使用scipy.ndimage.interpolation模块中的shift()函数将MNIST图像向任意方向（上、下、左、右）移动一个像素。然后，对训练集中的每张图片，创建四个位移后的副本（每个方向一个），添加到训练集。最后，在每个扩张过的训练集上训练模型，衡量其在测试集上的精度。如此模型的表现可以变得更好！这中人工扩展训练集的技术称为数据增广或训练集扩展

[2]:

%matplotlib inline
import matplotlib
import matplotlib.pyplot as plt
import numpy as np
from sklearn.datasets import fetch_openml
plt.style.use('ggplot')

[3]:

# 下载MNIST
mnist = fetch_openml('mnist_784')

[4]:

mnist_data = mnist['data']
mnist_label = mnist['target'].astype(np.uint8)
X_train, y_train, X_test, y_test = mnist_data[:60000], mnist_label[:60000], mnist_data[60000:], mnist_label[60000:]
y_train[:10]

[4]:

array([5, 0, 4, 1, 9, 2, 1, 3, 1, 4], dtype=uint8)

[12]:

from scipy.ndimage.interpolation import shift
def shift_image(image, dx, dy):
    '''
    移动图像
    '''
    image = image.reshape(28,28)
    shift_image = shift(image, [dy, dx])
    return shift_image.reshape([-1])

[13]:

image = X_train[0]
shifted_image_down = shift_image(image, 0, 5)
shifted_image_left = shift_image(image, -5, 0)

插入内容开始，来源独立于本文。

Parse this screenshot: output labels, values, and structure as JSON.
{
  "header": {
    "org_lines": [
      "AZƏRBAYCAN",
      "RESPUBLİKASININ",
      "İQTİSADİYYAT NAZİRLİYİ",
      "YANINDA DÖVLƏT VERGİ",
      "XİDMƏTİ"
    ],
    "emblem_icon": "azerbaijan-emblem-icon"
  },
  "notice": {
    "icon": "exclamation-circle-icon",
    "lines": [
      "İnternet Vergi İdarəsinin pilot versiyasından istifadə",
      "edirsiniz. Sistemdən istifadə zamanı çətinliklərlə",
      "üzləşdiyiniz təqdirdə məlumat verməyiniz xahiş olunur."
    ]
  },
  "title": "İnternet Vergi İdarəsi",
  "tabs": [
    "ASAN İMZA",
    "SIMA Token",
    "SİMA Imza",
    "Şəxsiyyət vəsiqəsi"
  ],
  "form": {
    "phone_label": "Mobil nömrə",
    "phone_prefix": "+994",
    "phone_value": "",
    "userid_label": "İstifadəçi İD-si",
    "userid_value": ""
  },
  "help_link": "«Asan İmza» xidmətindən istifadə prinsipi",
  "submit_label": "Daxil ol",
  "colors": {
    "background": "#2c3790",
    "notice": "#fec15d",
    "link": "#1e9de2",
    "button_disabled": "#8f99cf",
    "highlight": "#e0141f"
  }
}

plt.figure(figsize=(12, 3))

plt.subplot(131)
plt.title("Original")
plt.imshow(image.reshape(28,28), cmap="Greys")

plt.subplot(132)
plt.title("Shifted Down")
plt.imshow(shifted_image_down.reshape(28,28), cmap="Greys")

plt.subplot(133)
plt.title("Shifted Left")
plt.imshow(shifted_image_left.reshape(28,28), cmap="Greys")

[13]:

&lt;matplotlib.image.AxesImage at 0x7fea43d30890&gt;

../_images/chapter3_cp3_exercise_2_5_1.svg

[14]:

X_train_augmented = [image for image in X_train]
y_train_augmented = [label for label in y_train]

[ ]:

for dx, dy in ((1, 0), (-1, 0), (0, 1), (0, -1)):
    for image, label in zip(X_train, y_train):
        X_train_augmented.append(shift_image(image, dx, dy))
        y_train_augmented.append(label)

len(X_train_augmented), len(y_train_augmented)

[ ]:

X_train_augmented.type

[ ]:

# 前面我们使用网格搜索找到的最佳参数
# {'algorithm': 'ball_tree', 'n_neighbors': 4, 'weights': 'distance'}
from sklearn.neighbors import KNeighborsClassifier
knn_clf = KNeighborsClassifier(n_neighbors=4, *, weights='distance', algorithm='ball_tree')

[ ]:

knn_clf.fit(X_train_augmented, y_train_augmented)

[ ]:

from sklearn.metrics import accuracy_score
y_pred = knn_clf.predict(X_test)

[ ]:

accuracy_score(y_test, y_pred, average='macro')